Modern Adventuress

A weekly email letter by Jen Myers


On stress

06 January 2017

A short time ago, my therapist suggested we try something new. This doesn’t happen often, because I’ve rarely reacted well to it. Early in our partnership (now into its third year), she attempted new suggestions more frequently, especially in regards to her speciality of art therapy—which, ostensibly, I had been interested in trying before we began working together. But, once in that physical and mental space where I was to do work on myself, I stubbornly insisted on holding to my analytic side and kept my therapy firmly rooted in words, where I was already comfortable.

Over time, however, I have softened and become more flexible, and so recently I was willing to try a guided meditation session.
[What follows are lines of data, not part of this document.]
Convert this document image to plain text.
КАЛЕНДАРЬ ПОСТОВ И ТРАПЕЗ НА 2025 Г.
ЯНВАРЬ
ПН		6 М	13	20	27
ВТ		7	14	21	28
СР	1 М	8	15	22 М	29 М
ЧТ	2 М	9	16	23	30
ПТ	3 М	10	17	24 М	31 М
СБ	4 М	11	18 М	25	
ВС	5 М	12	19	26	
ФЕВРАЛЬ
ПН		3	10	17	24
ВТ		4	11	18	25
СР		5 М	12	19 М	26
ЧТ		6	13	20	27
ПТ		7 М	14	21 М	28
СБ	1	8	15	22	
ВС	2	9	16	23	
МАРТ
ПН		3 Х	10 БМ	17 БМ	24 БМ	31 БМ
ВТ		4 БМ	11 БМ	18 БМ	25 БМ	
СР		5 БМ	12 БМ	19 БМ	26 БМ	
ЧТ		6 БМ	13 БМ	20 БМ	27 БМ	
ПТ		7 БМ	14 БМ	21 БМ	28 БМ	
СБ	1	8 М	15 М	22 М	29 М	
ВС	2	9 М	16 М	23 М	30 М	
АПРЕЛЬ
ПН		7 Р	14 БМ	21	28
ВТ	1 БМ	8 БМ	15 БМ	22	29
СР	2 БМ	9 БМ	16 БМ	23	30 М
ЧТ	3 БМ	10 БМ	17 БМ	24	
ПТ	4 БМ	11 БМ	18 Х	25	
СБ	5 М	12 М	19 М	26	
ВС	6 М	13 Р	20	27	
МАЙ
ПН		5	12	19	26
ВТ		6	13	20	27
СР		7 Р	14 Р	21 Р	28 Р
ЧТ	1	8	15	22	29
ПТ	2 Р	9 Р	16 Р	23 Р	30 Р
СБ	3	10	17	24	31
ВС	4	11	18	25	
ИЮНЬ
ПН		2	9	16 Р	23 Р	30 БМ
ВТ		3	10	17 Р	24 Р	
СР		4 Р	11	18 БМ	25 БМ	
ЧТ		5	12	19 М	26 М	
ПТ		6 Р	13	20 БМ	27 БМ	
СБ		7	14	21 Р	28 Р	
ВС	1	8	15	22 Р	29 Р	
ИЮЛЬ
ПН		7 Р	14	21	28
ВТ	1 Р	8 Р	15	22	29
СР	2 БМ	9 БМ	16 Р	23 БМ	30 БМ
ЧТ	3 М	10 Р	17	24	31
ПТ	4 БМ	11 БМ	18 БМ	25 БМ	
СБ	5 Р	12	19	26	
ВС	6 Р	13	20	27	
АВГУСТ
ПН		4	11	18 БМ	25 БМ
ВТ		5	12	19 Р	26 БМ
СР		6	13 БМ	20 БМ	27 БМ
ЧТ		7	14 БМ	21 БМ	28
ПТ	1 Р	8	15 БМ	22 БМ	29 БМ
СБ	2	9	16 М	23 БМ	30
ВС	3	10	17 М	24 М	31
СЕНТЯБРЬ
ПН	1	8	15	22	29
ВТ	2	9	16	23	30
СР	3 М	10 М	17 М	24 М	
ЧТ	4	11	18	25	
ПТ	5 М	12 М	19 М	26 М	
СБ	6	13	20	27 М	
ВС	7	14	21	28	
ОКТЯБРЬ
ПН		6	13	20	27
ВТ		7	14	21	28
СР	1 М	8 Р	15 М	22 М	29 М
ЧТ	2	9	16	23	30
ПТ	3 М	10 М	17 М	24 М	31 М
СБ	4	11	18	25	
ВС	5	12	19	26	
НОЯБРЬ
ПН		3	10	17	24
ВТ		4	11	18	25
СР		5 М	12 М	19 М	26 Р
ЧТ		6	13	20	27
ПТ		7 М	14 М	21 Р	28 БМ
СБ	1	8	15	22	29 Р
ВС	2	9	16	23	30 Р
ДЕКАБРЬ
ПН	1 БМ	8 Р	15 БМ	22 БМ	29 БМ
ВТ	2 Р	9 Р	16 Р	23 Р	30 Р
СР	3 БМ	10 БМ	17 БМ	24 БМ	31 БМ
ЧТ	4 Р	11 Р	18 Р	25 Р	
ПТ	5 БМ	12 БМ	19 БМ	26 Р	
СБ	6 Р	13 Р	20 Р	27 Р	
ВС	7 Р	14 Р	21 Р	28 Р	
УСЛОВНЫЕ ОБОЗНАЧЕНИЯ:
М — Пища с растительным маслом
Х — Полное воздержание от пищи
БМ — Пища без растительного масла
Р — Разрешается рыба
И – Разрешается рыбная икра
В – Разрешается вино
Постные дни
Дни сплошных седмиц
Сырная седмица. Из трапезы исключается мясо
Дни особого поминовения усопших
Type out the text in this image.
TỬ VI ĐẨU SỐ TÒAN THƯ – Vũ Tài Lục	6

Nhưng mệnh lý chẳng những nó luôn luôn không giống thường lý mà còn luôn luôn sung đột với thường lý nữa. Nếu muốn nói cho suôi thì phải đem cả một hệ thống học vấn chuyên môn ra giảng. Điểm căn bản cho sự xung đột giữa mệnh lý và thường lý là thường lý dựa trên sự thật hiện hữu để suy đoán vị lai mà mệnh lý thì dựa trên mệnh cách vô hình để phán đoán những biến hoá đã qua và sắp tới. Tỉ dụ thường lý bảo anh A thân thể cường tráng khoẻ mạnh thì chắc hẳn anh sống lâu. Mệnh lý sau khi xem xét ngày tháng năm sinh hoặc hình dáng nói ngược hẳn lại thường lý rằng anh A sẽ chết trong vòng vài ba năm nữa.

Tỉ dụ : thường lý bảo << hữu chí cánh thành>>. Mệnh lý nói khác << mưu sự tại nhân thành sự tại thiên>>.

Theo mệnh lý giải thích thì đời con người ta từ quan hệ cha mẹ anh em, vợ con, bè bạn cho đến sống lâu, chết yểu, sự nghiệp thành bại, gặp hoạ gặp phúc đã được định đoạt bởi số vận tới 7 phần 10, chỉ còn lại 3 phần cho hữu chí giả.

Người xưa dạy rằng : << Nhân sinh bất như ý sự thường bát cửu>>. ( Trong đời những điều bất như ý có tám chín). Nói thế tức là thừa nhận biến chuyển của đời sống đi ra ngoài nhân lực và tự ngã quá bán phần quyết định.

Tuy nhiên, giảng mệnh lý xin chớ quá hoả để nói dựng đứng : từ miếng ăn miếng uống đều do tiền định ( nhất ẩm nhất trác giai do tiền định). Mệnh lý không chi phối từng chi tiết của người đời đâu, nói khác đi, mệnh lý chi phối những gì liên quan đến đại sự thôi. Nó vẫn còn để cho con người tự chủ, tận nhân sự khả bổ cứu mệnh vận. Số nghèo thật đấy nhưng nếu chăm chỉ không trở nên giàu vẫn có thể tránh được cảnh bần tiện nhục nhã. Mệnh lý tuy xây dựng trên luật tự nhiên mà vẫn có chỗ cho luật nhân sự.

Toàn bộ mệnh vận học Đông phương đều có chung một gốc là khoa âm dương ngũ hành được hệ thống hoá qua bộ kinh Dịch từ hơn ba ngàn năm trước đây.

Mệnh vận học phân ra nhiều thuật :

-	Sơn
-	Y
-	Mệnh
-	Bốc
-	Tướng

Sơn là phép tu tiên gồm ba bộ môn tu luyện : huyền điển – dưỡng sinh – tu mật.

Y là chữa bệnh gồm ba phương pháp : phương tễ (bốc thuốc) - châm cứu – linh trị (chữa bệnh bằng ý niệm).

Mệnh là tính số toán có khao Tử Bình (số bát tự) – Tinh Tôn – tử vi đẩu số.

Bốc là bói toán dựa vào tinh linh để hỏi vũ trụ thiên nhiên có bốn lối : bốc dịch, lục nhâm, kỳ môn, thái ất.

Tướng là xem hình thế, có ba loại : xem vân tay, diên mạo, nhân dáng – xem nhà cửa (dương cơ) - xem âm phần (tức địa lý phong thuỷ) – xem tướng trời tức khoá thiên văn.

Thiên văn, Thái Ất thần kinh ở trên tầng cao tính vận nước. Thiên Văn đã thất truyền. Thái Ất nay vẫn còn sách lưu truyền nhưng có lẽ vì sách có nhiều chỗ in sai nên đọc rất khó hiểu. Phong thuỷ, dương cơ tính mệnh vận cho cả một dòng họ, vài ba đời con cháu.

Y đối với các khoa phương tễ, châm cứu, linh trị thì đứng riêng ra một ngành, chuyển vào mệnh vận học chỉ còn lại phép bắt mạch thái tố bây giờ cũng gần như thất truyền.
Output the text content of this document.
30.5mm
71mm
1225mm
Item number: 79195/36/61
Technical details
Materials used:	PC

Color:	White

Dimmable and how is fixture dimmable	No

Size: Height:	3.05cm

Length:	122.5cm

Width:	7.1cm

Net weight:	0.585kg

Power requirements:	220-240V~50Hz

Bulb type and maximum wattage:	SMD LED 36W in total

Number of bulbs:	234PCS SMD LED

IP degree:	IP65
I recognized that I had hit a ceiling of development, and that the old tools were not going to move me beyond it. It was time to level up, which meant exploring the unknown, beyond comfortable words and thoughts. I’d been working towards it for a while. About a year ago, I wrote about my new journey with yoga and how I feared I was too sarcastic to ever really be good at it. Sarcasm, of course, is just armor, sometimes needed but sometimes not. At some point, I’d managed to get over the need for instant protection. I learned how to sit quietly with myself. I learned how to master myself, at least to a certain point. And I learned that there was a great, formless mass of unprocessed emotions and unchecked habits, steadily built up over many years, to finally reckon with. When faced with that, you either fall back on what you’ve always done, and remain stuck in place, or you move forward. I was, gingerly, doubtfully, curiously moving forward.

Meditation taught me something else new, which was that I don’t have to be stressed out all the time, that there is actually another way to live. How extraordinary. It was another understanding long in the making, but it blossomed when I finally gave it enough time and concentration to. As any other person whose interaction with the world has been largely defined by anxiety and stress will know, it’s quite a revelation that this is not a necessary state of being and that it’s not even entirely dictated by external circumstance. Circumstance plays its part, to be sure. But even when you’ve carefully arranged your life to suit you, you will still operate with the same survival instinct, the same level of stress, that you did when you were in different circumstances, until you figure out how to switch it off. You also become aware that you’ll never reach the point where absolutely every external circumstance will suit you, because that’s simply not how life in the world works. So then, basically, it becomes necessary for you to learn how to calm the hell down.

It requires some rewiring. It requires time and careful movement. I now practice yoga every day. I follow my app-guided meditations. I go to therapy every week. I write down my thoughts every morning. I’ve slowly added more and more methods to slow myself down and pay attention to the moment I’m in, to not worry about what I have to do next or what I didn’t do in the past. It’s all so hopelessly cliched my first impulse is to dismiss it myself, maybe with a sarcastic barb. But the truth of the matter is that I have calmed down. I don’t stress out as much anymore. I feel more in control while in deliberate repose than I did in reflexive action, a paradox I hadn’t perceived before. It turns out it’s all just better.

And perhaps it’s better to save sarcasm, and stress, for the circumstances where they are truly required.